I got down to a crouch and edged closer, each half an inch a boon before the fox would inevitably take off into the trees. But I jumped back up when it actually came towards me in a pounce-stance. I grit my teeth. Did foxes attack people? Did they carry significant diseases? My kingdom for Wikipedia. The fox was suddenly at my feet, staring up at me with golden, clear eyes, and without breaking eye contact, it swept its enormous tail to the side, and sat down.
“Uh. Okay,” I said to it.
The fox cocked its head.
“I don’t have food,” I shrugged, hands open. It blinked.
Someone in the neighbourhood had been feeding it, probably. I took a second to scan the street, the path, and the general
area. I was totally alone, save for a couple of porch lights. I took a chance and offered my nearly numb, open palm. The fox got to its feet, sniffing. It looked up at me again as if to say, Uh, it’s empty, dude.

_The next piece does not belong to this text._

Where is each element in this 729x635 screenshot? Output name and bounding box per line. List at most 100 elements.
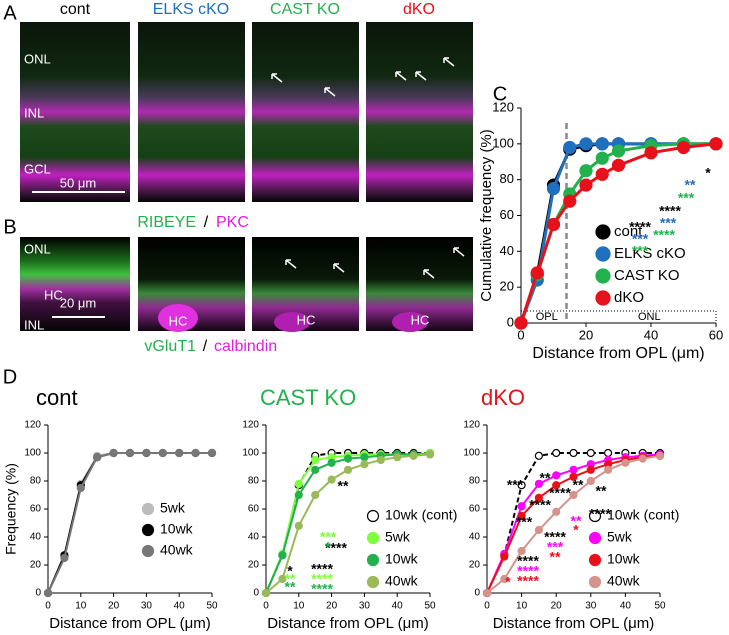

I cleared my throat, quickly pocketing the hand and wondering how late it really was. My muscles were draining fast.
“Well,” I said, shrugging and wishing I’d brought my camera phone with me, “I better head home, little guy.” I backed away until the fox was a good few feet off, turned, and started jogging back to my grandmother’s house.
I clenched and unclenched my hands, trying to keep the heat in them. All the anger I’d felt from my little brush with backyard vandalism and a totally failed citizen’s arrest fell away into the snow underfoot. The night air had a surreal texture, and I wondered if the fox had really been there at all. People didn’t normally encounter the flesh-and-blood versions of their busted garden statuary. Imagine being jumped by a gnarly gnome after dropping your ceramic one. Too bizarre, even for fanfiction.
I shook my head. What had I been chasing, anyway? I blinked and saw the glinting green in my mind’s eye, the shadow that took it. The hot stone I’d dropped in the snow. Had there been some precious gem inside that statue all along, and the suburban vandal just got lucky?
Ugh. I clenched my teeth. Being out in the cold had distracted me from the pain in my head, but now it was boomeranging back with full force. I just wanted to get back to my warm bed.